The geometry between the trailer's bow stop & the bow eye on the boat does indeed change as the boat is brought out of the water & the stern of the boat stops floating & starts getting supported by the trailer. This changing geometry is another reason to use a HD secondary restraining device one the bow eye. My trailer winch uses a steel cable. I have found it is difficult to get all the slack out of the cable as it is wound onto the winch drum. As the boat is pulled out of the water, this winch cable will come under a lot of strain that will tend to pull any slack out, thus allowing the bow to shift backwards up to several inches. A HD secondary restraining device will prevent this & keep the trailer bow stop & the boat's bow eye together as the trailer comes out of the water.

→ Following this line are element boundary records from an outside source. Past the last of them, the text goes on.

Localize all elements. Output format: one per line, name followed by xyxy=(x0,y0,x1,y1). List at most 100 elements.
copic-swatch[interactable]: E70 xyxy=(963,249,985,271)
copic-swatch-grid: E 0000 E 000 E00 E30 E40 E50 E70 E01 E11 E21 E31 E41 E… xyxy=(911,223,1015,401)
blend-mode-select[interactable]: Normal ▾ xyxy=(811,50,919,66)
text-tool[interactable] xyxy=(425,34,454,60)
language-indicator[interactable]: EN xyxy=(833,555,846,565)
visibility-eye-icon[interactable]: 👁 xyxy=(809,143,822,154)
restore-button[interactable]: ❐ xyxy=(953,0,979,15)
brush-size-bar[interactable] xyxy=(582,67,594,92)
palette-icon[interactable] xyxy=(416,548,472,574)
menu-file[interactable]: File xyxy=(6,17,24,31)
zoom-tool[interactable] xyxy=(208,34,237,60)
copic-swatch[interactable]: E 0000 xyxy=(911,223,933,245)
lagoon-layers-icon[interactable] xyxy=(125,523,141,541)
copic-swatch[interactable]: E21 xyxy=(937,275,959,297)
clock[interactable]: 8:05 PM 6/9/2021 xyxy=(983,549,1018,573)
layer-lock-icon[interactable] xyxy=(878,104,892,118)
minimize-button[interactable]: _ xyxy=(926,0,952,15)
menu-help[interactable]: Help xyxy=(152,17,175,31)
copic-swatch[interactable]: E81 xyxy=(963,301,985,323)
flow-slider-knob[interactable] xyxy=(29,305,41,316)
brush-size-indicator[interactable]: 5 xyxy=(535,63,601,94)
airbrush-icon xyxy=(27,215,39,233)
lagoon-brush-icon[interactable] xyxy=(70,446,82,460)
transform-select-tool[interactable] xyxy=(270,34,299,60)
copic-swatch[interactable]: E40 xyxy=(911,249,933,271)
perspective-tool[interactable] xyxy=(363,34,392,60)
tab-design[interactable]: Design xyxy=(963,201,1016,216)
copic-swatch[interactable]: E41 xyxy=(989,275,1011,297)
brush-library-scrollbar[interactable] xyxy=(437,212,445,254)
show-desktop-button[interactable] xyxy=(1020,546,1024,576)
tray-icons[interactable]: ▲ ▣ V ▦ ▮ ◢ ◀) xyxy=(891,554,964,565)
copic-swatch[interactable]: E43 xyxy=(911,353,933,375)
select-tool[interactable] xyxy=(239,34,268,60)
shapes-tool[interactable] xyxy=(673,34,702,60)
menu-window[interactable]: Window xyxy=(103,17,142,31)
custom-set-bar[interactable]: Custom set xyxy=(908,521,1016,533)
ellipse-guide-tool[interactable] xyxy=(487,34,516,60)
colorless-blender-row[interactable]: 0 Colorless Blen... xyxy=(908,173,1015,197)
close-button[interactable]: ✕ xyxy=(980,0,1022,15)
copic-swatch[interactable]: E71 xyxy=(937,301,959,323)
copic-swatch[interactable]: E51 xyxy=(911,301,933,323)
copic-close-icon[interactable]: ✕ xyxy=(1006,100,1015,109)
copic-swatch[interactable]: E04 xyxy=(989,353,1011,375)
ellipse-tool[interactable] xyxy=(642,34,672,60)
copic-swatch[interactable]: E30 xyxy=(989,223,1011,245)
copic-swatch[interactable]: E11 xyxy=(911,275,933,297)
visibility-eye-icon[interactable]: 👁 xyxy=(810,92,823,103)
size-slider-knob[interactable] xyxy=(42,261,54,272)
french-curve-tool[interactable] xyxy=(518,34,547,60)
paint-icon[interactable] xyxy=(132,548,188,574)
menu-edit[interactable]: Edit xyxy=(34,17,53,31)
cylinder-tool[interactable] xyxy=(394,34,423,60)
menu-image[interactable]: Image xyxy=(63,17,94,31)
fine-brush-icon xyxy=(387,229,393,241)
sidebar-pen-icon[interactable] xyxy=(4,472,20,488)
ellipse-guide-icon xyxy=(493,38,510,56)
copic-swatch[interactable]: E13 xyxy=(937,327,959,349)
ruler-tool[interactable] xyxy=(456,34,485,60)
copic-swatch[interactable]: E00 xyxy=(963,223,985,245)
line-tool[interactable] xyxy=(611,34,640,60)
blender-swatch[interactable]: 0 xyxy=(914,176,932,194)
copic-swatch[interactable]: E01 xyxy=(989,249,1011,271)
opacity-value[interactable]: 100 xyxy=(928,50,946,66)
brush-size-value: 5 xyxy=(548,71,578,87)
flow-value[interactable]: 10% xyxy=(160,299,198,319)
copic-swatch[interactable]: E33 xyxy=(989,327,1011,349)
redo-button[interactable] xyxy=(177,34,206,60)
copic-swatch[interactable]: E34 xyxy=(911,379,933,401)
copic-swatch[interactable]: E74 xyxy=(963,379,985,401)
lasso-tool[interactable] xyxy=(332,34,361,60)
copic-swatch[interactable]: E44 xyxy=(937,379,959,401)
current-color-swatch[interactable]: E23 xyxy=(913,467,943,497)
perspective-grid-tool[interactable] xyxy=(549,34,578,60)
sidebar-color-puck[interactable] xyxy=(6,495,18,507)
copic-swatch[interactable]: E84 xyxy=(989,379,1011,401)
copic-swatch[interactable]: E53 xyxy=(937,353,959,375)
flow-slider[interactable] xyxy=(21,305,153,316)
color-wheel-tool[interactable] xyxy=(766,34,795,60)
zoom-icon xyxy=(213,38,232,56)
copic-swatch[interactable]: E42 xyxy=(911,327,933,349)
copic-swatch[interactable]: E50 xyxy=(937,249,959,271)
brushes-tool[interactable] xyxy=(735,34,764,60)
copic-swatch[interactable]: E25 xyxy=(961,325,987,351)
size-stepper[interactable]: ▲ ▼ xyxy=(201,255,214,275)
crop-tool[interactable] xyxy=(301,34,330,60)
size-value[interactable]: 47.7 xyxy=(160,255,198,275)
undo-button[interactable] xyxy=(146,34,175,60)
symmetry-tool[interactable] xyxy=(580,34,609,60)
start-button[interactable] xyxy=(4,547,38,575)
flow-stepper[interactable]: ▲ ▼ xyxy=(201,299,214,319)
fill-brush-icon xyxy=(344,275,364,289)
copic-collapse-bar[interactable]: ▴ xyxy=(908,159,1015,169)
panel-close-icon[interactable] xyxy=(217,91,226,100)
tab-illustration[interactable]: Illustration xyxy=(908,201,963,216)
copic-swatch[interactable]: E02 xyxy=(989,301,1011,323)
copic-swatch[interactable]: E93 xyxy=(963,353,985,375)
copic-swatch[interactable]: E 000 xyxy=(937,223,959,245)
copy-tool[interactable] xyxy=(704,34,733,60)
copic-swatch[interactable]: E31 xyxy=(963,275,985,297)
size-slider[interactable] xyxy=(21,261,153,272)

Another thing to check is whether you have your keel rollers adjusted properly. The majority of the boat's weight needs to be resting on the keel rollers & not on the trailer bunks. Try This Test:

With the boat centered fore/aft & side-to-side on the trailer & the trailer sitting level on flat ground, try to move the keel rollers. If you can budge them even slightly, then too much of the boat's weight is resting on the bunks. If you can see any deformation in the hull where it is resting on the bunks &/or if you have any trouble opening & closing lockers & hatches in the cabin, this is also diagnostic of this problem. The sliding cabinet doors under the galley countertop are particularly sensitive to this problem.

If the boat is not centered on the trailer, then using hydraulic jacks and blocks of wood, carefully move it around & get it centered. With the boat centered on the trailer, loosen up the 4 bolts on each keel roller & slide the keel roller assembly up until it is in contact with the keel. Tighten up the 4 bolts. Mark the height of the keel roller assembly on the trailer. Do this with all the keel rollers (my trailer has 2 keel roller assemblies). Now put the boat in the water. Go back to each keel roller, loosen up the 4 bolts, slide each one up 3/4" relative to the marks you made earlier, and retighten the 4 bolts. While you are working with the keel rollers & the boat is not on the trailer, check to be sure the keel rollers turn freely. If they don't turn freely, then grease the keel roller axles or replace as required. Now try recovering the boat using the procedure I described in my earlier post & see if it's not a whole lot easier than before!